Relation To Other Work
The success of Zuse's Z3 is often attributed to its use of the simple binary system. This was invented roughly three centuries earlier by Gottfried Leibniz; Boole later used it to develop his Boolean algebra. In 1937, Claude Shannon introduced the idea of mapping Boolean algebra onto electronic relays in a seminal work on digital circuit design. Zuse however did not know Shannon's work and developed the groundwork independently.
Zuse's coworker Helmut Schreyer built an electronic digital experimental model of a computer using 100 vacuum tubes in 1942, but it was lost at the end of the war.
The United Kingdom's 10 codebreaking Colossus computers (1943) were among the first electronic digital computers, other than the one-off Atanasoff–Berry Computer (1942). They used thermionic valves (vacuum tubes) and binary representation of numbers. Programming was by means of re-plugging patch panels and setting switches.
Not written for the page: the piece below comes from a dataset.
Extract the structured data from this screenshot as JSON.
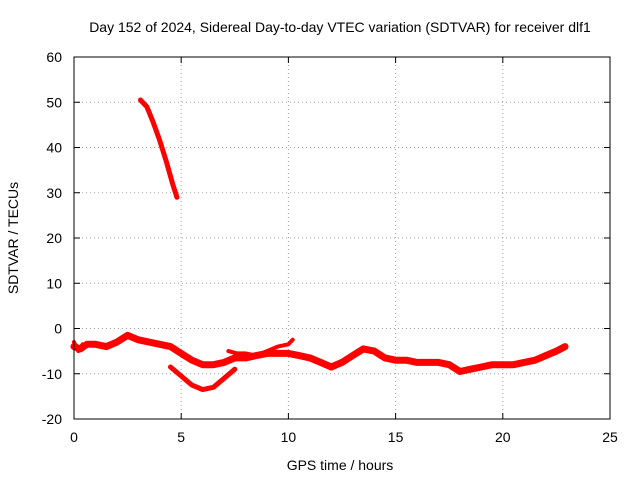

This development was kept secret for many decades which led to claims of "firsts" in computing that later turned out to be incorrect.
The ENIAC was completed after the war. It used thermionic valves (vacuum tubes) to implement switches, and decimal representation for numbers. Until 1948 programming was, as for Colossus, by patch leads and switches.
The Manchester Baby of 1948 and the EDSAC of 1949 were the world's first computers with internally stored programs. They implemented a concept frequently (but erroneously) attributed to a 1945 paper of John von Neumann and colleagues. Von Neumann's own papers give proper credit to Alan Turing, and the concept had actually been mentioned earlier by Konrad Zuse himself, in a 1936 patent application (which was rejected).